Coming much too fast.

"Jesus Christ!" Randall started running toward the ghostly image of himself, who kept waving him on.

The truck hurtled the median, seemed to be sailing through the air.

Randall saw a culvert at the edge of the road and threw himself into it, burying his head in the icy water as the world exploded behind him.

After the shock wave passed, Randall got to his knees and looked back. The truck had driven through the roof of his car, and fire spread through both of them, crackling in the rain and gushing clouds of black, oily smoke.

Behind the cracked windshield of the car, Randall saw something move.
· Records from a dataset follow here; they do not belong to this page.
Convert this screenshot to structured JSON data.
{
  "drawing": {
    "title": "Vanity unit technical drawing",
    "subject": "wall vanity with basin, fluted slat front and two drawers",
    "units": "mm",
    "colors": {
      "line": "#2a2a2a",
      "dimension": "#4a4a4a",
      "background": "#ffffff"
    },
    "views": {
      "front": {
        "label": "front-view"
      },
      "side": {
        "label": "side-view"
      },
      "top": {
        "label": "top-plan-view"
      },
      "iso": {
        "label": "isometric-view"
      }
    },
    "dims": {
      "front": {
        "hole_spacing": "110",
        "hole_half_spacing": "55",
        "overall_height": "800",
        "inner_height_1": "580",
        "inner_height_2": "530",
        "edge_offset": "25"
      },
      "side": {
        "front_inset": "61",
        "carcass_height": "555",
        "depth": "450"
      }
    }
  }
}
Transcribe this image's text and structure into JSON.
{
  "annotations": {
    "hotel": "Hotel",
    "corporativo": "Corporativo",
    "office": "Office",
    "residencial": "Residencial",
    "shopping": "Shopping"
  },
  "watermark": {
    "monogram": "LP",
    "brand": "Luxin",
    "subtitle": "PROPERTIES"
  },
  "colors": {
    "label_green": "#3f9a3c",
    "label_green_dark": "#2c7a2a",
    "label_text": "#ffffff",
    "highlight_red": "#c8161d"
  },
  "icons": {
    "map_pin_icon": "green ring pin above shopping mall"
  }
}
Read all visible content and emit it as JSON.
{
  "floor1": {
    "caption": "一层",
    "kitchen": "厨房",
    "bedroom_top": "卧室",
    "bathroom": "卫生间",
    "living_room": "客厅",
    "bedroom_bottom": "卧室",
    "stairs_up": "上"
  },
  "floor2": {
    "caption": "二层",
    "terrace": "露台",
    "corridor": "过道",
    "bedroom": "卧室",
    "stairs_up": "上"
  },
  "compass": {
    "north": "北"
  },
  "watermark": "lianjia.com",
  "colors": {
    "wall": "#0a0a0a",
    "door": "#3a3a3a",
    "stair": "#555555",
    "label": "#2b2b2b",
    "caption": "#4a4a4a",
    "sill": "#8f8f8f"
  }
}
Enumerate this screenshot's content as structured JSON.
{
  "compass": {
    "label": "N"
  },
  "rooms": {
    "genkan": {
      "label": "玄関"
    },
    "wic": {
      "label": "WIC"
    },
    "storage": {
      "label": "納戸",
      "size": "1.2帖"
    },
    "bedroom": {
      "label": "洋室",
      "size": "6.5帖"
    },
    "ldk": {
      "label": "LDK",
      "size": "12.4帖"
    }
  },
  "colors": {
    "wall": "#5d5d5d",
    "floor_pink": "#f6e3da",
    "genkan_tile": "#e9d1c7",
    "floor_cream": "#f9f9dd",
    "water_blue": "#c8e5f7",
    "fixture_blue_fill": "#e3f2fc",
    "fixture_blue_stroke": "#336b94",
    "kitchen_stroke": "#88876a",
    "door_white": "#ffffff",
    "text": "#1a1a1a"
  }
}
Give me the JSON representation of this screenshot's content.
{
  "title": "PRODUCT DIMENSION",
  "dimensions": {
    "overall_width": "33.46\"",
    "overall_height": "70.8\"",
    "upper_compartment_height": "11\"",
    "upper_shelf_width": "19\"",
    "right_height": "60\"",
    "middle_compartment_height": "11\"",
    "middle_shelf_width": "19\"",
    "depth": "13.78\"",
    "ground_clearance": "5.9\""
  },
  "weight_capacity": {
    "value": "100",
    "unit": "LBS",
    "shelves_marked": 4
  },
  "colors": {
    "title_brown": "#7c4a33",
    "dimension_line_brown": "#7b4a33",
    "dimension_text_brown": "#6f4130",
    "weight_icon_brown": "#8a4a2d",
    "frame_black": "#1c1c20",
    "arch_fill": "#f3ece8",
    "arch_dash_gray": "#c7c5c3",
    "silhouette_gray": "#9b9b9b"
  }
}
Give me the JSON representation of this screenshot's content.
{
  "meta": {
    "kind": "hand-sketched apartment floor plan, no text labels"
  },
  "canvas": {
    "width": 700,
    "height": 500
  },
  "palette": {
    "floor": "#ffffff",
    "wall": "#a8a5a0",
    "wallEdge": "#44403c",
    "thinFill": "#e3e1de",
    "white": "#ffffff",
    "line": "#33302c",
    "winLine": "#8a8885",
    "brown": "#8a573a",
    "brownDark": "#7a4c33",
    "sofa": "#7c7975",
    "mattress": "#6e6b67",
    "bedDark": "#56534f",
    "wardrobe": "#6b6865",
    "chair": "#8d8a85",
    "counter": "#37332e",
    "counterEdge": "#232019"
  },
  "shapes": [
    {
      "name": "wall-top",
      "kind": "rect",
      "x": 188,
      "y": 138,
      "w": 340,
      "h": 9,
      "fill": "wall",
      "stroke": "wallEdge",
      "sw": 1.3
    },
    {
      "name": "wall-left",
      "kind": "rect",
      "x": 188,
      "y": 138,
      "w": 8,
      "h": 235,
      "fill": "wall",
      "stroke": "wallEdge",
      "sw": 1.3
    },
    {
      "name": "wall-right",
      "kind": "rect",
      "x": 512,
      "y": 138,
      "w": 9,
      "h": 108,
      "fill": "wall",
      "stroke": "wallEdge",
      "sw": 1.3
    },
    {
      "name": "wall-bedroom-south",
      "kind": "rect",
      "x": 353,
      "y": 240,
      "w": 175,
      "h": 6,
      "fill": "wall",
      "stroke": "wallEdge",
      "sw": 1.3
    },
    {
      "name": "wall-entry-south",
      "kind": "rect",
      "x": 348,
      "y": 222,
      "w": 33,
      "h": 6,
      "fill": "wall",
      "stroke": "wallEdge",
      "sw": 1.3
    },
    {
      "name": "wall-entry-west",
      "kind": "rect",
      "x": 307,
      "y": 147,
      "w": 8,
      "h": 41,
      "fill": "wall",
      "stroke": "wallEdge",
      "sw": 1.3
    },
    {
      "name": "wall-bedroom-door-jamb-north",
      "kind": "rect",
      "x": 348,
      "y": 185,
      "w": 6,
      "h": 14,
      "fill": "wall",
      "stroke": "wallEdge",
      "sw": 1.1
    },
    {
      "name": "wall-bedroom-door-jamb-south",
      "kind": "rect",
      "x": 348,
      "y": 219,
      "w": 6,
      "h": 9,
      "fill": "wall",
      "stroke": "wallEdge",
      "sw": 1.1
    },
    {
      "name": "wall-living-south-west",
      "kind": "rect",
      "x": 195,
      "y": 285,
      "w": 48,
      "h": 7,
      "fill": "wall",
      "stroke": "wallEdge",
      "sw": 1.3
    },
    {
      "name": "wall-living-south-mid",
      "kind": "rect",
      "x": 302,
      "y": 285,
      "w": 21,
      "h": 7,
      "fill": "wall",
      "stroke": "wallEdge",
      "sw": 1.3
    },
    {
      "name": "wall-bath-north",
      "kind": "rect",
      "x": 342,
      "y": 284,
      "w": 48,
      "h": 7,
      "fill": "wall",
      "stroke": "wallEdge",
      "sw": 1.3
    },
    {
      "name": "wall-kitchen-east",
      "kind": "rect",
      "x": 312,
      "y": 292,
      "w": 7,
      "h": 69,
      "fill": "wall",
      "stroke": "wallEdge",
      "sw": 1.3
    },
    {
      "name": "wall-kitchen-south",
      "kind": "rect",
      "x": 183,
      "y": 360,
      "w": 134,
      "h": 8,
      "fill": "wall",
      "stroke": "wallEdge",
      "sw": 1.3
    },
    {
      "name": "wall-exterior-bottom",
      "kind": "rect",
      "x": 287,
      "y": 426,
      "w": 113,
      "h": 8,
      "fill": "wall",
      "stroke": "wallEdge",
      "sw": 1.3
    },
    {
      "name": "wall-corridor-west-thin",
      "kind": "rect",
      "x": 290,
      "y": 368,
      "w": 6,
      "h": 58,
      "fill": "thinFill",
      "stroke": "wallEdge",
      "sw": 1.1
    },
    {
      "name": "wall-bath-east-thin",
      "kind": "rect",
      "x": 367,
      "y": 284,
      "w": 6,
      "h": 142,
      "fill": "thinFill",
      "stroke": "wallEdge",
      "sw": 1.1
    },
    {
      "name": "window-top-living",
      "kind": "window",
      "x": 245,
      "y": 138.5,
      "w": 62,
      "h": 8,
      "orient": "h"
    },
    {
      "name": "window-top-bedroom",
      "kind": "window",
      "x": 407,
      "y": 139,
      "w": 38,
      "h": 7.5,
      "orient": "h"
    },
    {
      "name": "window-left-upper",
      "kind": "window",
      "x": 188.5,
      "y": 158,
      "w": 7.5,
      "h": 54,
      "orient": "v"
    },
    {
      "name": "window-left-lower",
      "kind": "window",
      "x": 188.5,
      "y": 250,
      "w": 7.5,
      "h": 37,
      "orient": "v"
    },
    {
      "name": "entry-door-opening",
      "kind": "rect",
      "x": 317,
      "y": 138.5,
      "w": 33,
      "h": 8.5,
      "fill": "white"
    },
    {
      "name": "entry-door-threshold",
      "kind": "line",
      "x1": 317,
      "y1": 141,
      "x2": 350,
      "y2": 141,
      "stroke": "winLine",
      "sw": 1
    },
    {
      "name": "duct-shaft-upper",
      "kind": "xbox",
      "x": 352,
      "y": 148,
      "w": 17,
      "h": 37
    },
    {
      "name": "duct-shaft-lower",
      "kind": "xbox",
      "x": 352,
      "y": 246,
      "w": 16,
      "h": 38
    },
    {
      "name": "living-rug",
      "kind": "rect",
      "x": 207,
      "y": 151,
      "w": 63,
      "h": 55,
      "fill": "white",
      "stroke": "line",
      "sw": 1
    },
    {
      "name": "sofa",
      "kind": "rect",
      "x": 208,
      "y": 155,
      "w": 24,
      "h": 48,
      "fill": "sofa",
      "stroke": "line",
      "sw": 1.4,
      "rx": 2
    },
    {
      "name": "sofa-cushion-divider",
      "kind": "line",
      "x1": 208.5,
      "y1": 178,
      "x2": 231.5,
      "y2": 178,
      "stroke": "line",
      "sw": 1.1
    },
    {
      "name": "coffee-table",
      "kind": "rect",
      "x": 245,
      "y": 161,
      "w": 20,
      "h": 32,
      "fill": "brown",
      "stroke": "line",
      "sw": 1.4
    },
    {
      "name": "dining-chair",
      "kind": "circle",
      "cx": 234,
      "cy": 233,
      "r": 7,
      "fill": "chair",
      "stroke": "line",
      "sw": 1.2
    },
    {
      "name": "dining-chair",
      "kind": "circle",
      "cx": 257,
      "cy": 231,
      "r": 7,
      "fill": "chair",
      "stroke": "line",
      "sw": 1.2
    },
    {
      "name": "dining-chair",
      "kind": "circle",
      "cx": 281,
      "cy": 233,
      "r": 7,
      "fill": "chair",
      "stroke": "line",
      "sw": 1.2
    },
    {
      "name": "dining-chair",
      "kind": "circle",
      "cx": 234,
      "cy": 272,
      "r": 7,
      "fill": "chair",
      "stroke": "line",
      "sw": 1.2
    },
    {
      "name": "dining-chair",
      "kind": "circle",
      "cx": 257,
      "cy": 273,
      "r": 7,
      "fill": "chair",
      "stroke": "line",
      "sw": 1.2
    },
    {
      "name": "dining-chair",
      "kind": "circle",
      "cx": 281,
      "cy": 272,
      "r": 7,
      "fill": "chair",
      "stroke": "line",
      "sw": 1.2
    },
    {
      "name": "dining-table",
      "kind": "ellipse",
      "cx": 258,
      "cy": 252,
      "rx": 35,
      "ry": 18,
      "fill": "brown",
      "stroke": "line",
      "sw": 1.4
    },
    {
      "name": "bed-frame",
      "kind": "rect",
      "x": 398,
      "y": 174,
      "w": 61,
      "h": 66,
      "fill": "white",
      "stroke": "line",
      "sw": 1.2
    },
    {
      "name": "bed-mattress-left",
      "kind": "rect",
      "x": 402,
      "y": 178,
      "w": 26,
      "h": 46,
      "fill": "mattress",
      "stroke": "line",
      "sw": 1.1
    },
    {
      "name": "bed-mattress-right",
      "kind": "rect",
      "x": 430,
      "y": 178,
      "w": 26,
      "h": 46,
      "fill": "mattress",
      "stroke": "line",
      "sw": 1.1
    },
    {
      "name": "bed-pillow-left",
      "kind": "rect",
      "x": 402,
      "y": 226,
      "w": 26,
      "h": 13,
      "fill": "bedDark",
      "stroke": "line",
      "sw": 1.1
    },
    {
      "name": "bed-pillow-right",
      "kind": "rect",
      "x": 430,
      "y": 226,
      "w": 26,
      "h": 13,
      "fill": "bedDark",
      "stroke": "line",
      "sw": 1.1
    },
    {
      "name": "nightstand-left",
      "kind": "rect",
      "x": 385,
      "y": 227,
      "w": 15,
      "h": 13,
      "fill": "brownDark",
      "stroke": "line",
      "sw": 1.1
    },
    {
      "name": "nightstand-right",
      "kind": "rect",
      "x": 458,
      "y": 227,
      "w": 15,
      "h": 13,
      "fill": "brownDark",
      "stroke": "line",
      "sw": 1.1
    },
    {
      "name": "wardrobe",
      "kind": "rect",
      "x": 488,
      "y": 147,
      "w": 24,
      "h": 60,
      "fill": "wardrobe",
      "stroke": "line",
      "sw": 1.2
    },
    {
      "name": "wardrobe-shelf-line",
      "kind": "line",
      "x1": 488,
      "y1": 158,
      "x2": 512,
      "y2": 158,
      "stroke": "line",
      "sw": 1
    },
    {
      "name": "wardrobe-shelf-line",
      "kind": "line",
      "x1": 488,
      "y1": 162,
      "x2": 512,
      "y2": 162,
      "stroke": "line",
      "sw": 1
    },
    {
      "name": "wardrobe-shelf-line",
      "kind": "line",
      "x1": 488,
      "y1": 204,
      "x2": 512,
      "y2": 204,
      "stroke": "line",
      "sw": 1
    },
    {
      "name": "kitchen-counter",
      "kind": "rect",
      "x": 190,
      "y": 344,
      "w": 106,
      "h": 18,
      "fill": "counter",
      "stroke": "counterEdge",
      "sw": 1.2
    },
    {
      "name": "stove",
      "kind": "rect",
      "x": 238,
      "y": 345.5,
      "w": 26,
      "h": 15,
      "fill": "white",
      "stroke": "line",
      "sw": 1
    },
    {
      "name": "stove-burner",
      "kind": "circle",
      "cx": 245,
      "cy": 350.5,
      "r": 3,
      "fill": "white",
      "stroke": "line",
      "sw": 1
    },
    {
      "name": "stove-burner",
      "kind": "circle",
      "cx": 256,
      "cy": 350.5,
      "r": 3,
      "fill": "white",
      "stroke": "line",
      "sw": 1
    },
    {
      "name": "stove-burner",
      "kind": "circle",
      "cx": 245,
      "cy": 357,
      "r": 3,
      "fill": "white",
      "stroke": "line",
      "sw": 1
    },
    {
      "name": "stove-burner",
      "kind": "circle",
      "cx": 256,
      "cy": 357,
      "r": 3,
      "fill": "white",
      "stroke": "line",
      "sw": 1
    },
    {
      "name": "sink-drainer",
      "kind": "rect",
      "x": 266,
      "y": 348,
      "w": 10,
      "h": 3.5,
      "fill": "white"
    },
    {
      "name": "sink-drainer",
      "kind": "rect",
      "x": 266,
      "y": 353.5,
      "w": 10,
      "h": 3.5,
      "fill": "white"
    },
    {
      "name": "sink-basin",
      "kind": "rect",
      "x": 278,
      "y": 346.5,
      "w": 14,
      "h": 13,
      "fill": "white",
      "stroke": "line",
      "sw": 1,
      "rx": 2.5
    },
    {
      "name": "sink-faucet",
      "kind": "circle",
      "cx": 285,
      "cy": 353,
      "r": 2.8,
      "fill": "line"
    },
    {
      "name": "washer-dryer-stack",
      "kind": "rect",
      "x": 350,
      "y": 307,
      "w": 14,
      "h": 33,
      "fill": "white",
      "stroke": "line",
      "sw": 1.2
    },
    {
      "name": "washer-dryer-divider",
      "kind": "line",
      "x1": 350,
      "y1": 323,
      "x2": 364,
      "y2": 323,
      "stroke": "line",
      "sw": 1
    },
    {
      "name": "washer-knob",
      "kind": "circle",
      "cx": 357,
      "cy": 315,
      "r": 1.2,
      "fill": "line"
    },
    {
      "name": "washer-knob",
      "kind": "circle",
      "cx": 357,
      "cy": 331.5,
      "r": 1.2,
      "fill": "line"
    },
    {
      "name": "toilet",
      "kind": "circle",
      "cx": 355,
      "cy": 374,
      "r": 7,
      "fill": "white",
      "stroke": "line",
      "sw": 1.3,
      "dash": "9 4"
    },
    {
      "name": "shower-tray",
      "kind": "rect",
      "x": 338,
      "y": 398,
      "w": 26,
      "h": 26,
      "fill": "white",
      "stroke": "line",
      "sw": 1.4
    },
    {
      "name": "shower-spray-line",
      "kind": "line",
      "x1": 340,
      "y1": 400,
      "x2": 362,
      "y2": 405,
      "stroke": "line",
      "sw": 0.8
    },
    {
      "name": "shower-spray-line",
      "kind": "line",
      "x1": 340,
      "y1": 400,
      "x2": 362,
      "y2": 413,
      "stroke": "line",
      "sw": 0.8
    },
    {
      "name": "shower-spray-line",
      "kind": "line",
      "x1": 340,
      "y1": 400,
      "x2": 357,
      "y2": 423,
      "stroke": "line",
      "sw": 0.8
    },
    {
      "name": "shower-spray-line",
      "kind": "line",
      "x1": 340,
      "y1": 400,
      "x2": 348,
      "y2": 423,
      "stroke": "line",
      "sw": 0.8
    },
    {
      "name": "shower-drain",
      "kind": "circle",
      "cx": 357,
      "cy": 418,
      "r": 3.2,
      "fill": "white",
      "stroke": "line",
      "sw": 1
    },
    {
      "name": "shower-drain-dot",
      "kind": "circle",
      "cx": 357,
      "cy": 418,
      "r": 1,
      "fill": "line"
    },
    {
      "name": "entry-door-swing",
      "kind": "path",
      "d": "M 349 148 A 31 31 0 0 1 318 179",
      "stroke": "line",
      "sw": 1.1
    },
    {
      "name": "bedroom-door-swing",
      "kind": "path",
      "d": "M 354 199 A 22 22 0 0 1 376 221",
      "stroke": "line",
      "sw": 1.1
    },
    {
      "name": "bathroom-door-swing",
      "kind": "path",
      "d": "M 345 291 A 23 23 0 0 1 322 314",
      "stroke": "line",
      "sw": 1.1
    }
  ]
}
He braced himself with both arms against the side of the culvert and looked again. It was still there. A body, slumped forward across the wheel.

His body.

As Randall watched, the eyes slowly opened. The skin of the forehead and cheek began to blister and turn black as the eyes looked out and found Randall where he lay In the ditch.

Closed loop, Randall thought. The circle joins itself. Except that this time I'm on the outside.

The head seemed to nod and one eye seemed to close as the smoke and flames filled the inside of the car.

Randall got to his feet and began to run.

When the car stopped for him he was soaked through and shivering, but it didn't seem to matter.

"Where you headed?" the driver asked. He seemed friendly enough, a salesman type, and Randall climbed in beside him.

"Up the road," he said, closing his eyes. "Wherever it goes."